Nonsense. What if they have a customer who cares about reliability? Writing it native will increase the cost hugely, compared to Java. There's plenty of reasons to write things in Java. The fact that the default GUI toolkit is lacking compared to the rest of the platform (and since it's the focus of current development on Java, it's likely that this is not a trend that will continue).
Furthermore, the only native alternative to Azureus I've seen which comes close is uTorrent, and it's not cross-platform, and specially designed to be lightweight so it misses a lot of features.
To be fair, you can write GTK, Qt, and Cocoa apps in Java. "Bloat and hideousness" is largely a myth (people who stare at top all day might notice more memory use, but that's about where Java's "bloat" ends).
The problem you're mentioning is with Swing (the GUI toolkit) though, yes.

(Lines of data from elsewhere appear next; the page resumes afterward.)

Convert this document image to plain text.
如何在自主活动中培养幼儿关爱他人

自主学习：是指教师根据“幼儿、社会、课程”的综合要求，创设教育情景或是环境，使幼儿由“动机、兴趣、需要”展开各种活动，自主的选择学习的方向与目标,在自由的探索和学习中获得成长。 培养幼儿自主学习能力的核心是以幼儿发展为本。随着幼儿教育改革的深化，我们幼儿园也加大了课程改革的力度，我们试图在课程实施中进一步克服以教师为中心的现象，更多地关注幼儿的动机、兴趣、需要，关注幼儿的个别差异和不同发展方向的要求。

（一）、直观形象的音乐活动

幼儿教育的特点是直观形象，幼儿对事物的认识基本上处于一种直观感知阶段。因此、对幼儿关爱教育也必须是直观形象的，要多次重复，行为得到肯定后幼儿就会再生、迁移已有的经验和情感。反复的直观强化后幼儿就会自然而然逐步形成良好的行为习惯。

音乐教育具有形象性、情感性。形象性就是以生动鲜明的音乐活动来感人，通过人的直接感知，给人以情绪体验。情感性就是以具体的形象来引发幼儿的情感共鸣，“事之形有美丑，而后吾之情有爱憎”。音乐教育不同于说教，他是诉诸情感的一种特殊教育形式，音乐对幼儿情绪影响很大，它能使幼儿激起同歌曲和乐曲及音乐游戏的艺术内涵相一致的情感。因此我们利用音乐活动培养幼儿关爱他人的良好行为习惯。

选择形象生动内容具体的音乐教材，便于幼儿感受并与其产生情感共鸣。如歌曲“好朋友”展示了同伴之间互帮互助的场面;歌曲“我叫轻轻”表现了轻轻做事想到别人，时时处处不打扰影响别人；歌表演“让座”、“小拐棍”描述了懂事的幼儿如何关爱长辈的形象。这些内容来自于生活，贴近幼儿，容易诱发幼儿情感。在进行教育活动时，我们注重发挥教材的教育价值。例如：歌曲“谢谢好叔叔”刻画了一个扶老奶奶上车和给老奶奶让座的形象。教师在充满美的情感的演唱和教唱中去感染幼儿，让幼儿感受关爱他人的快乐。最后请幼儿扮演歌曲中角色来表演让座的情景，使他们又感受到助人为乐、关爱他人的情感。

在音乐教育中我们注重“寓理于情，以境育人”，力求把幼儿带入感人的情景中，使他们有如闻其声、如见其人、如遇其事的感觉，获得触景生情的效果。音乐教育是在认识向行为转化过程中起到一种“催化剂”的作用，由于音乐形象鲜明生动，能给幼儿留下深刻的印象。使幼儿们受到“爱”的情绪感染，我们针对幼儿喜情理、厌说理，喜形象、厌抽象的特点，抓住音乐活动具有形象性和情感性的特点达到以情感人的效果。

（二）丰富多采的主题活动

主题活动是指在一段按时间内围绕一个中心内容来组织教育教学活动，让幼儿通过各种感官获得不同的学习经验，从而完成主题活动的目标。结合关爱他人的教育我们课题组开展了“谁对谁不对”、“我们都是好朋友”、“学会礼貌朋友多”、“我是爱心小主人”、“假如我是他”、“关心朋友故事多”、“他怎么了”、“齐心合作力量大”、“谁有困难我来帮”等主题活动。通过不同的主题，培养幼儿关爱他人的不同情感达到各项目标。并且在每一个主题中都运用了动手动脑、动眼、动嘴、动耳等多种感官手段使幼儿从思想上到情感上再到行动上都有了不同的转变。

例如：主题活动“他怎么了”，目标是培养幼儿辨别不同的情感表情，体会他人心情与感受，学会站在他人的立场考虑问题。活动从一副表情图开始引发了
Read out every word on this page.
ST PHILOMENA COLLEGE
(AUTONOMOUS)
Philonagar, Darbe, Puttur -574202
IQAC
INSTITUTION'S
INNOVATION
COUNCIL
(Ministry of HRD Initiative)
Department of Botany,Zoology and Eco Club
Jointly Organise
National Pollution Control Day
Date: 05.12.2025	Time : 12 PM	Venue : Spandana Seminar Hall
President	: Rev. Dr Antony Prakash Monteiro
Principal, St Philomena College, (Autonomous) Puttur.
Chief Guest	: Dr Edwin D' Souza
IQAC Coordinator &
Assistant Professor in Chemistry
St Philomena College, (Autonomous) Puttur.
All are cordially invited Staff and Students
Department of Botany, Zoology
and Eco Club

And it is a problem. Swing can be unweildy and inconsistent with the platform, particularly on Linux. This is being worked on as a priority for the next Java version, but it's a real shame it's taken this long to happen. The fact that you need a prerelease version of Java to use a workable GTK theme is discouraging, but at least it's there now.
Java has proven itself to be fast and reliable on the server-side, but it's never (until, hopefully, soon) really had the GUI muscle to back it up. But with any luck, soon it shall, and we can get away from having to rely on native applications so much.
I know you will have had a bad experience with GUI Java apps. Most people have. But there's no core trait of Java causing it not to work well. It just doesn't work well in the current and previous versions. This is a solvable problem.
PHP? No. What about Java? It's more than capable of doing this as well as a native solution.
I'm not any sort of expert, but I believe that OpenSSL is an implementation of an existing standard, whereas the things up for debate here are the next-generation standards to use. Furthermore, these standards are for wireless connections, which isn't something that OpenSSL has anything to do with.
So basically, it's not relevant, I'm afraid.